A former critic criticizes a current critic

Soleil Ho has been the San Francisco Chronicle’s restaurant critic since 2019. She had a hard act to follow in replacing her predecessor, Michael Bauer. I give her credit for doing a good job. She liberally expanded the traditional beat of a restaurant critic to include pop-ups, food trucks and little mom-and-pop ethnic eateries. But something she wrote yesterday bothers me.

Soleil is clearly a person of progressive bent. Her column over the weekend—originally published last December—was a plaintive musing on whether she, as a restaurant critic, is “fueling gentrification in the Bay Area” by doing her job. She cites San Francisco’s Mission District as an example. Long a sprawling neighborhood of Latinos, since the early 2000s The Mission been changing. Hot new brewpubs and chic bars came in, along with trendy restaurants. Yuppies began buying up the run-down old Victorians and sprucing them up to become multimillion dollar homes. Classy (and expensive) new gyms and hipster coffee shops replaced taquerias to cater to the lifestyle preferences of more affluent new residents. While it’s true that the Mission is still overwhelmingly Latino, there’s no question that it’s a neighborhood in transition. And Soleil worries that she’s part of the problem.

She admits to reviewing many of the new restaurants in the Mission, but she asks, “[H]ave I been actively complicit in normalizing its gentrification?” This causes her to get into a long reflection on gentrification, its causes and history, its connection with urban development, the role food plays in rising rents and displacement of poorer people, and her own role in all this. It’s clear that Soleil feels guilt. “The actors in the machine, including myself,” she concludes, “could do more to acknowledge our roles in this process [of gentrification]”, although she never spells out what that “more” might be. I mean, it’s not as if Soleil is going to quit the San Francisco Chronicle because she’s wracked with guilt.

I have some sympathy with Soleil, and to some degree, she’s right. But I question her allowing her personal thoughts and feelings to invade her column. The fact is, people don’t care what Soleil Ho thinks about gentrification, any more than we’d care what a sportswriter thinks. People read Soleil Ho to find out about restaurants, to hear about the food, the chefs, to discover interesting new places to dine.
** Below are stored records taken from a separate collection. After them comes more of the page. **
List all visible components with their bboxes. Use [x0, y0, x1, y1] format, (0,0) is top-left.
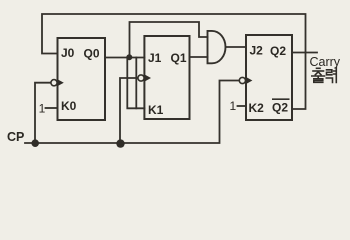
wire: Q0 node up to rail B and down into AND gate top input: [130, 22, 208, 58]
svg-text:Q2: Q2: [272, 101, 288, 115]
svg-text:K0: K0: [61, 99, 77, 113]
clock triangle FF0: [57, 79, 64, 86]
wire: logic 1 stub to K2: [238, 105, 247, 107]
svg-text:1: 1: [39, 102, 46, 116]
flip-flop U0 box: [58, 38, 106, 120]
svg-text:Q2: Q2: [270, 44, 286, 58]
flip-flop U1 box: [144, 36, 189, 119]
overline of Q2-bar: [272, 98, 290, 100]
glyph 출: [317, 67, 321, 69]
wire: Q2 output to Carry terminal: [292, 52, 317, 54]
wire: CP branch to FF1 clock: [120, 78, 138, 143]
svg-text:K1: K1: [148, 103, 164, 117]
paper background: [0, 0, 350, 158]
svg-text:CP: CP: [7, 130, 24, 144]
wire: Q1 output to AND gate bottom input: [190, 56, 208, 58]
wire: AND gate output to J2 input: [226, 46, 247, 48]
clock bubble FF2: [239, 77, 245, 83]
wire: CP branch to FF0 clock: [35, 83, 51, 143]
glyph 력: [327, 70, 332, 75]
svg-text:Q0: Q0: [84, 47, 100, 61]
junction node: CP to FF0 clock dot: [31, 139, 39, 147]
flip-flop U2 box: [246, 35, 292, 120]
wire: Q2-bar feedback rail to J0: [42, 14, 306, 109]
label Hangul 출력 (output), hand drawn: [312, 68, 337, 83]
wire: Q0 output to J1 input: [105, 57, 144, 59]
svg-text:Q1: Q1: [171, 51, 187, 65]
wire: CP rail and rise to FF2 clock: [25, 81, 239, 144]
clock triangle FF2: [246, 77, 253, 84]
wire: Q0 down to K1 input (right drop): [135, 58, 137, 109]
clock triangle FF1: [144, 74, 151, 81]
junction node: Q0 fanout dot: [126, 54, 132, 60]
svg-text:K2: K2: [249, 101, 265, 115]
svg-text:1: 1: [230, 99, 237, 113]
junction node: CP to FF1 clock dot: [116, 139, 124, 147]
clock bubble FF0: [51, 80, 57, 86]
AND gate U3: [208, 31, 226, 63]
clock bubble FF1: [138, 75, 144, 81]
svg-text:Carry: Carry: [310, 55, 341, 69]
wire: logic 1 stub to K0: [46, 107, 58, 109]
svg-text:J1: J1: [148, 51, 162, 65]
svg-text:J2: J2: [250, 44, 264, 58]
svg-text:J0: J0: [61, 46, 75, 60]
wire: Q0 down to K1 input (left drop): [127, 58, 144, 109]
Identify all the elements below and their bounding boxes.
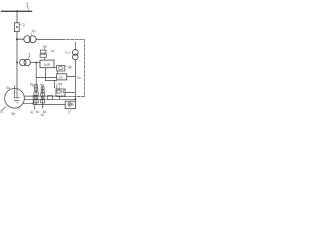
wire relay to riser — [65, 92, 75, 94]
label 9 leader — [69, 109, 71, 111]
svg-text:4c: 4c — [30, 110, 34, 114]
box 8a upper — [40, 50, 46, 53]
controller box uC — [57, 74, 67, 80]
svg-text:5c: 5c — [36, 110, 40, 114]
svg-text:8a: 8a — [43, 44, 47, 48]
transformer 7 upper lead — [74, 42, 76, 50]
CT chain A circle 2 — [34, 88, 37, 91]
breaker 2 — [14, 23, 19, 32]
phase line 1 — [24, 95, 65, 97]
wire feeder mid — [16, 32, 18, 63]
svg-text:uC: uC — [59, 75, 64, 79]
phase line 3 jog — [32, 103, 34, 104]
CT chain B circle 3 — [41, 96, 44, 99]
breaker box 9 — [65, 101, 75, 108]
measurement drop wire — [35, 63, 37, 86]
wire AVR to exciter box — [54, 67, 57, 69]
link between stacked boxes — [44, 53, 46, 54]
svg-text:AVR: AVR — [44, 63, 51, 67]
node phase2 riser — [75, 98, 77, 100]
chain A wire upper — [35, 85, 37, 105]
feeder lower to machine — [16, 63, 18, 90]
aux box — [48, 96, 53, 100]
riser into breaker 9 — [74, 99, 76, 101]
wire transformer 3 to controller box — [36, 38, 62, 40]
label 6 arrow — [32, 86, 34, 88]
box 8a lower — [40, 54, 46, 57]
transformer 7 — [72, 50, 78, 56]
brush bar lower — [14, 99, 19, 101]
transformer 4 — [20, 59, 26, 65]
label 4 leader — [28, 57, 29, 59]
label 3 leader — [31, 33, 33, 37]
output down arrow — [54, 81, 56, 88]
svg-text:5b: 5b — [11, 112, 15, 116]
transformer 7 lower lead — [74, 60, 76, 99]
CT chain A circle 3 — [35, 96, 38, 99]
chain B junction dots — [42, 95, 43, 96]
transformer 3 — [24, 36, 31, 43]
label 5 arrow — [1, 107, 5, 111]
CT chain A box 1 — [34, 92, 38, 96]
node on regulator input — [35, 62, 37, 64]
svg-text:9: 9 — [68, 111, 70, 115]
exciter box with oval — [57, 65, 65, 71]
generator 5 — [5, 88, 25, 108]
svg-text:1: 1 — [28, 53, 31, 59]
CT chain A circle 1 — [34, 85, 37, 88]
phase line 3 — [23, 102, 33, 104]
busbar (network) — [1, 10, 31, 12]
svg-text:1b: 1b — [40, 113, 44, 117]
wire to transformer 3 — [17, 38, 24, 40]
label 8b arrow — [66, 66, 68, 68]
node transformer 4 tap — [16, 62, 18, 64]
leader 8a to box — [44, 48, 46, 51]
svg-text:8b: 8b — [68, 66, 72, 70]
regulator box AVR — [40, 60, 54, 68]
wire feeder upper — [16, 11, 18, 22]
second slipring lead — [14, 86, 16, 98]
CT chain B circle 2 — [41, 90, 44, 93]
label 4b arrow — [42, 85, 45, 86]
node 1 leader tick — [27, 7, 30, 10]
svg-text:1: 1 — [26, 3, 29, 9]
svg-text:1b: 1b — [32, 29, 36, 33]
rotor tick — [16, 102, 19, 104]
svg-text:1a: 1a — [50, 49, 54, 53]
output corner run — [45, 80, 56, 82]
svg-text:5a: 5a — [30, 83, 34, 87]
relay lower stub — [59, 96, 61, 99]
CT chain B box 2 — [41, 100, 45, 103]
CT chain B box 1 — [41, 93, 45, 96]
dashed enclosure right edge — [83, 40, 85, 97]
link to regulator — [44, 57, 46, 60]
phase line 2 — [24, 98, 75, 100]
node phase3 — [32, 103, 34, 105]
svg-text:6a: 6a — [58, 82, 62, 86]
chain B arrow head — [42, 106, 44, 108]
junction on busbar — [16, 10, 18, 12]
chain A junction dots — [35, 95, 36, 96]
chain A lower arrow — [34, 105, 36, 109]
node at transformer 3 tap — [16, 38, 18, 40]
label 7 arrow — [67, 52, 70, 54]
wire uC to riser — [67, 76, 76, 78]
svg-text:7b: 7b — [77, 76, 81, 80]
label 2 leader — [19, 23, 22, 26]
exciter box to uC link — [57, 71, 59, 74]
label 6a arrow — [59, 85, 61, 89]
CT chain B circle 1 — [41, 87, 44, 90]
wire transformer 4 to regulator — [30, 62, 40, 64]
relay box 6 — [56, 89, 65, 96]
CT column link — [32, 96, 34, 103]
dashed enclosure left stub — [56, 84, 58, 88]
svg-text:7: 7 — [65, 51, 67, 55]
CT chain A box 2 — [34, 100, 38, 103]
brush bar upper — [14, 97, 20, 99]
phase line 3 lower run — [33, 104, 65, 106]
regulator output drop — [44, 68, 46, 81]
dashed enclosure bottom edge — [57, 96, 85, 98]
long feedback line — [36, 76, 56, 78]
CT chain B wire — [42, 86, 44, 107]
slipring lead inside — [16, 89, 18, 98]
dashed enclosure top edge — [62, 39, 84, 41]
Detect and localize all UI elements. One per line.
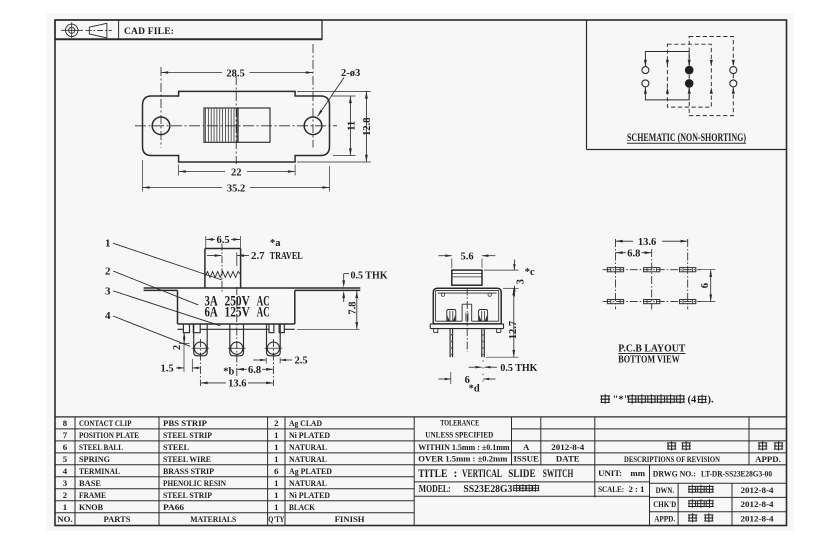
svg-text:2012-8-4: 2012-8-4 bbox=[741, 514, 775, 524]
svg-text:SCHEMATIC (NON-SHORTING): SCHEMATIC (NON-SHORTING) bbox=[627, 132, 746, 144]
dim 35.2 bbox=[142, 160, 144, 192]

When I was a wine critic, I avoided topics that were political; not only would my boss have objected, but so would my readers.

But the San Francisco Chronicle has changed direction drastically over the last three years, ever since a management team that is frankly progressive was hired by the Hearst Corporation to replace the former team. With that change came the newspaper’s startling wokeness, which ranges from anti-police content in news articles to letting Cat Brooks have a column to—well, Soleil Ho. In many respects, we’ve been watching the Chronicle—once a great newspaper—die a slow death.

I don’t mean to dismiss Soleil’s concerns. But, really, her column just isn’t the place to air them. It’s self-indulgent, and a disservice to her readers—especially since she has no solutions to offer.